317 切除不能大腸癌に対する原発非切除化学療法の効果と安全性について

演者 大辻俊雄(健生会土庫病院内科)
共同演者 松岡正樹(健生会土庫病院内科), 更屋勉(健生会土庫病院内科), 矢持悠一(健生会土庫病院内科), 加納麻子(健生会土庫病院内科), 水島麻依子(健生会土庫病院内科), 内田秀樹(健生会奈良大腸肛門病センター), 吉川周作(健生会奈良大腸肛門病センター), 稲次直樹(健生会奈良大腸肛門病センター), 榎本泰典(奈良医大病理診断学)

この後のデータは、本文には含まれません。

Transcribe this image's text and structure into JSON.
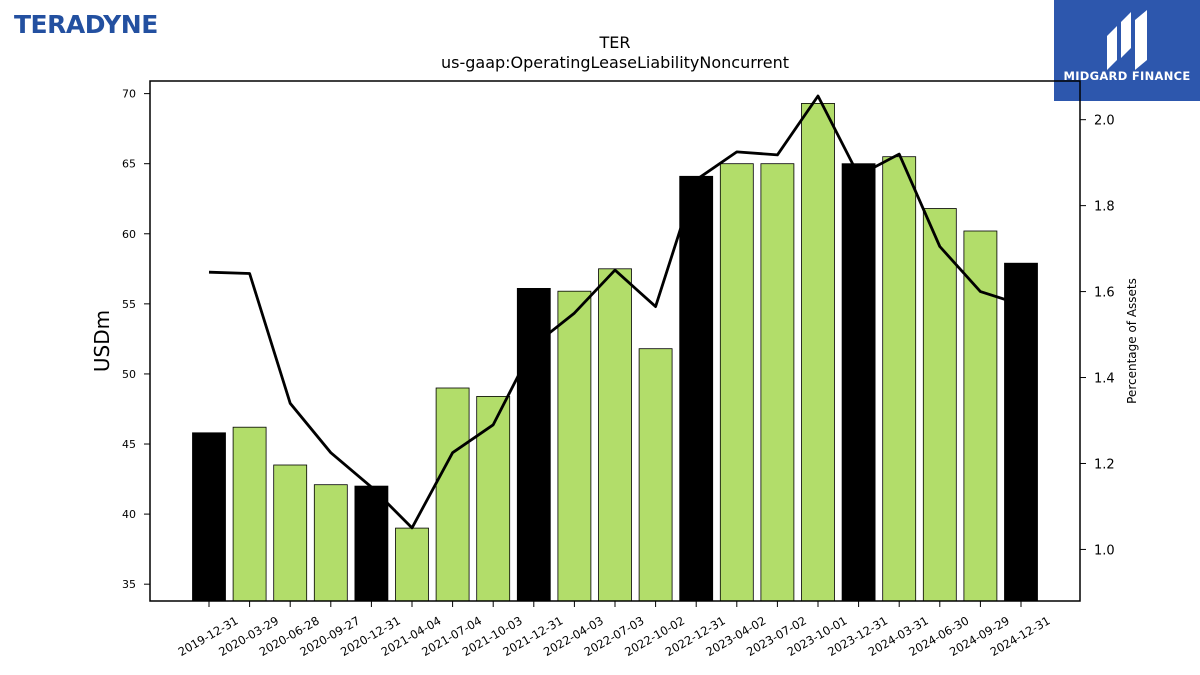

抄録 【目的】従来から遠隔転移を有する切除不能大腸癌は腸閉塞・出血回避のため化学療法前に原発切除が施行されてきたが原発切除を先行しなければならないという医学的根拠は乏しい今回私共は同時性遠隔転移を有する切除不能大腸癌に対する原発非切除化学療法の効果と安全性について検討した.【対象と方法】2005年6月から2007年10月までに化学療法が施行された切除不能・再発大腸癌70例の中で原発非切除で化学療法を施行した9例中PSO-2の8例を対象とした.治療方法は全例mFOLFOX6療法を施行した.効果判定は2コースごとにCT腫瘍マーカー測定を行い適宜内視鏡検査にて原発巣の評価を行った【成績】対象は年齢58.5歳(45-76)PSO/1/2:6/1/1であった.原発部位は右側結腸/左側結腸/直腸=1/1/6肉眼型はtype1/2/3:0/4/4周在性は全周性/非全周性:1/7であった.転移臓器数は1/2/3個以上:5/2/1転移臓器は肝/遠隔リンパ節/肺/骨/腹膜(重複あり)=5/3/4/0/0腹水の有無(有/無):0/8であった.血液毒性はGrade3以上の好中球減少が3例血小板減少が1例でGrade2以上の貧血は認めなかった非血液毒性は1例において腸閉塞を認めたが一時的な経肛門的イレウス管挿入にて緊急手術は回避できた.奏効率は75%(PR 6SD 2)であり原発巣は内視鏡検査で縮小6例不変2例であり転移巣でPRと判定された症例は全例原発巣も縮小した観察期間中央値287日(106-562日)でPFSは320日MSTは未到達であった.2例において化学療法後に根治的手術が可能であり1例が根治的手術予定である【結語】遠隔転移を有する切除不能大腸癌に対する原発非切除化学療法の効果と安全性について検討した治療中に大腸内視鏡検査を行うことで安全に施行可能であった。